The programme opened with the Sarabande from Johann Sebastian Bach’s Partita No.4 in D.  Watkins’ sensitivity and restraint were mesmerising, as delicate adjustments of balance, weight and tempo created wistful threads that wove together as if to form a precious tapestry, fragile yet enduring.  An intimate rendering of Errollyn Wallen’s carol ‘Peace on Earth’ brought the recital to a close, the patterning and repetitions at once both soothingly affirmative and suggestive of what Wallen herself has described as ‘the bleakness of winter in a turning, troubled world’.

Claire Seymour

Ruby Hughes (soprano), Huw Watkins (piano)
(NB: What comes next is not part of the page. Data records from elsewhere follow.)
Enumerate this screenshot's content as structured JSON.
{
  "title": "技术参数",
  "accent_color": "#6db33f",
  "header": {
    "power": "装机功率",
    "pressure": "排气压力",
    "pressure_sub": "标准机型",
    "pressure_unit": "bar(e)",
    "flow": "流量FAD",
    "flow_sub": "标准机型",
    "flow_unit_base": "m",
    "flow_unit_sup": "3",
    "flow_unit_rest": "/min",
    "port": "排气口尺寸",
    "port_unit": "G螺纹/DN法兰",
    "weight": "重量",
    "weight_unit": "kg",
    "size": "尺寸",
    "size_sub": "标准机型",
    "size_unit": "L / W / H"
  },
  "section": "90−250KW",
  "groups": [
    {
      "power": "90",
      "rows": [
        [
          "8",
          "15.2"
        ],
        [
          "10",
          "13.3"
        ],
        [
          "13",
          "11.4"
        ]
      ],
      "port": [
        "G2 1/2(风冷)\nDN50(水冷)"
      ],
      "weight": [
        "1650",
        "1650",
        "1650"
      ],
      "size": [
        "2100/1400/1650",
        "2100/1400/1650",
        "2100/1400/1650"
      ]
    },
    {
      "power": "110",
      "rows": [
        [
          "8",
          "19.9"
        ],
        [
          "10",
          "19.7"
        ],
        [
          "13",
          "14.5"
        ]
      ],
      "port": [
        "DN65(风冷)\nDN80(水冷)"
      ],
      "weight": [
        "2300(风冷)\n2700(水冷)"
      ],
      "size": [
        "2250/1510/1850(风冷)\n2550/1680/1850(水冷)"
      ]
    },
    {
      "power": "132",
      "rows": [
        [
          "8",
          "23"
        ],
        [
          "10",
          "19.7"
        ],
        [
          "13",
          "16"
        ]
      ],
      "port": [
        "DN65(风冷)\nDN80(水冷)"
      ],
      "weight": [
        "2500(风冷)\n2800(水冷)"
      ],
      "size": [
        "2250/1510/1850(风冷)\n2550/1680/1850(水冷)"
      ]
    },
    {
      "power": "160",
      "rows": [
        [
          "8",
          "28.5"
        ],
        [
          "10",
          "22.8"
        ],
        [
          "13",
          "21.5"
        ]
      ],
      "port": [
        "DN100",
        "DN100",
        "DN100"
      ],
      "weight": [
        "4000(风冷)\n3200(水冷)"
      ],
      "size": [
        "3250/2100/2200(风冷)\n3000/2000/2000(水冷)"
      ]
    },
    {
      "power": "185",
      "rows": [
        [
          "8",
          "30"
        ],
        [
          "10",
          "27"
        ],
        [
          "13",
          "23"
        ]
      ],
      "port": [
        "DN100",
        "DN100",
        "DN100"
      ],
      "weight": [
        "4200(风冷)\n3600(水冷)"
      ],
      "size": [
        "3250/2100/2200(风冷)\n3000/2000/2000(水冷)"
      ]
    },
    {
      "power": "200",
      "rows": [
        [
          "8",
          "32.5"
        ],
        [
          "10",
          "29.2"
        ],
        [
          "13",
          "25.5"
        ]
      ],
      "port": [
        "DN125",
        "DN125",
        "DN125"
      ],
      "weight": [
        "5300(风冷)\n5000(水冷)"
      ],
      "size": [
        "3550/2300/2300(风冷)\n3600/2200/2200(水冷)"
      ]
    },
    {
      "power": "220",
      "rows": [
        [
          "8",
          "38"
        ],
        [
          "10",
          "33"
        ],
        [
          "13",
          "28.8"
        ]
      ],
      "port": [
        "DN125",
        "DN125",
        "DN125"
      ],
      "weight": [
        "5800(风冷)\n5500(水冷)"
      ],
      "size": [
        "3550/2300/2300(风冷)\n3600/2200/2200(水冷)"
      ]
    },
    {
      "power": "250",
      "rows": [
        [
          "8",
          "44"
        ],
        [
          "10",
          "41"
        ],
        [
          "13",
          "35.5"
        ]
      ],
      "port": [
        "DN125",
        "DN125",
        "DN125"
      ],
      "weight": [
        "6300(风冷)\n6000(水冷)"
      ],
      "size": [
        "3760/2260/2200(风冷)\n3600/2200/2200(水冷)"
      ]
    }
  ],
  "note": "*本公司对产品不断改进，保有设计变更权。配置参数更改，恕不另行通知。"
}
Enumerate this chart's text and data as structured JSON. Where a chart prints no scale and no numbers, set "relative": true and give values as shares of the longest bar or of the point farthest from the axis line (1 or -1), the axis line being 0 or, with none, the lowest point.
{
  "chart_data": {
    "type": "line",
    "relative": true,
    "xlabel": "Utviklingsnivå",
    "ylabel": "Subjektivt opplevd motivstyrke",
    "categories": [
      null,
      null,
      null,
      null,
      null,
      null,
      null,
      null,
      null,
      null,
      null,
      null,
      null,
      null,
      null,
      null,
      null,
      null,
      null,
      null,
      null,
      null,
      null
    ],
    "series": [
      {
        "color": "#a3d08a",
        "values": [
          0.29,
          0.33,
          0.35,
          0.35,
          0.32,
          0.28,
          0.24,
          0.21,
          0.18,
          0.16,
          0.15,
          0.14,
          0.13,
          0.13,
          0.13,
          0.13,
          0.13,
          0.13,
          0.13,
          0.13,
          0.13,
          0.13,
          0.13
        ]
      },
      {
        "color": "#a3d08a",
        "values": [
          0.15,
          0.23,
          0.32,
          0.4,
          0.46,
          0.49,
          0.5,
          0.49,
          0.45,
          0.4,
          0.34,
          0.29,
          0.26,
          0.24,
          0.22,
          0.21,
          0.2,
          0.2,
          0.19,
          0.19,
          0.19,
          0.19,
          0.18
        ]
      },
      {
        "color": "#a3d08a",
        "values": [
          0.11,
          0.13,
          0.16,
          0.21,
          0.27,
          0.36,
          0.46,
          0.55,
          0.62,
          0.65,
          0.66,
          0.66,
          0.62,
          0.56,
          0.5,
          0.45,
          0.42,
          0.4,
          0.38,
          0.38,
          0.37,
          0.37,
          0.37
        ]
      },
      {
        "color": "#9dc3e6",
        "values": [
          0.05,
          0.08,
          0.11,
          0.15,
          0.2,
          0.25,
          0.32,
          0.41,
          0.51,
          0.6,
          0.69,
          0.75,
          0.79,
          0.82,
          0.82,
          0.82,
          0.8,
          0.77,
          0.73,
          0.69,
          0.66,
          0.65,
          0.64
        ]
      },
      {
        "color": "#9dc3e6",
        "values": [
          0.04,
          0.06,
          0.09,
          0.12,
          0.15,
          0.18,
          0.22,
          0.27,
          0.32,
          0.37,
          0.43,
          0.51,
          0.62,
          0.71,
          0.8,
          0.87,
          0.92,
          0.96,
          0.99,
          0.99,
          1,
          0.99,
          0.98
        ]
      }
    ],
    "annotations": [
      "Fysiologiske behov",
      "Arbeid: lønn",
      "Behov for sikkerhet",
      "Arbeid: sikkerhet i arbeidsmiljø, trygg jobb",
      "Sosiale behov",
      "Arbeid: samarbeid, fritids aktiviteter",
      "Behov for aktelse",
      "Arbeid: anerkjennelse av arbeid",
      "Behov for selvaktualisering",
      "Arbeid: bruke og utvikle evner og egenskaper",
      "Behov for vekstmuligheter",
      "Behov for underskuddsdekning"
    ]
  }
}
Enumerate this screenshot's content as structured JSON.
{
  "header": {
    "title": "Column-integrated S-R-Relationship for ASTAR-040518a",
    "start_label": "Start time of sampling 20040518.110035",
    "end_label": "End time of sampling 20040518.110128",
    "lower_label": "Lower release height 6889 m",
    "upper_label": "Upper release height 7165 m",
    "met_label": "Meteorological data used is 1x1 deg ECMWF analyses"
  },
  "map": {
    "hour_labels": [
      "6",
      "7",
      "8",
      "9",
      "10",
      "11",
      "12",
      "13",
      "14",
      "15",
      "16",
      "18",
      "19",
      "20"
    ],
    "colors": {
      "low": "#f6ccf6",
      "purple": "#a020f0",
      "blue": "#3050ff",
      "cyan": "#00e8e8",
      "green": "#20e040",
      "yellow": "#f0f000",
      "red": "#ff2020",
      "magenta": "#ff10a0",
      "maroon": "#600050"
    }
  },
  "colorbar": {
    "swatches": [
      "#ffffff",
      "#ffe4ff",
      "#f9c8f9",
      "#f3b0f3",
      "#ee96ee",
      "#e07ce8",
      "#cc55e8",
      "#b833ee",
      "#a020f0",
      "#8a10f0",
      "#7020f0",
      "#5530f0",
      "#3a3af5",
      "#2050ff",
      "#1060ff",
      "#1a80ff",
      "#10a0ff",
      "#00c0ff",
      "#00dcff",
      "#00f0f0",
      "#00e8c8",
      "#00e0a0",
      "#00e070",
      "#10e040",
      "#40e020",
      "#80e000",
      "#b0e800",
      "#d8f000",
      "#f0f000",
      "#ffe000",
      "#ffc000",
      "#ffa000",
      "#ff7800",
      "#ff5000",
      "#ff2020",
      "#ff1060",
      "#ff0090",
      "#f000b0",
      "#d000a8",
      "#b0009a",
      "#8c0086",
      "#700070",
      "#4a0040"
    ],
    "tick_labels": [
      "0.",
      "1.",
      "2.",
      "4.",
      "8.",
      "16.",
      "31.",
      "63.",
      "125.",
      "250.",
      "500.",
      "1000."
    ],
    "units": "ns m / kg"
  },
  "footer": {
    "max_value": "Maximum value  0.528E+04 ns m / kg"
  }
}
J.S. Bach – Partita No.4 in D BWV828, Sarabande; Henry Purcell – ‘Music for a while’ (from Incidental music for Oedipus, King of Thebes Z583, arranged by Michael Tippett), ‘By beauteous softness mixed with majesty’ (from Now Does the Glorious Day Appear’ (Ode for Queen Mary’s Birthday) Z332, arranged by Thomas Adès); Huw Watkins – Echo; Benjamin Britten – ‘I wonder as I wander’ (based on John Jacob Niles), ‘How sweet the answer’; Deborah Pritchard – ‘The World’; Cheryl Frances-Hoad – ‘Lament’; Errollyn Wallen – ‘Peace on Earth’.

Wigmore Hall, London; Sunday 18th December 2022.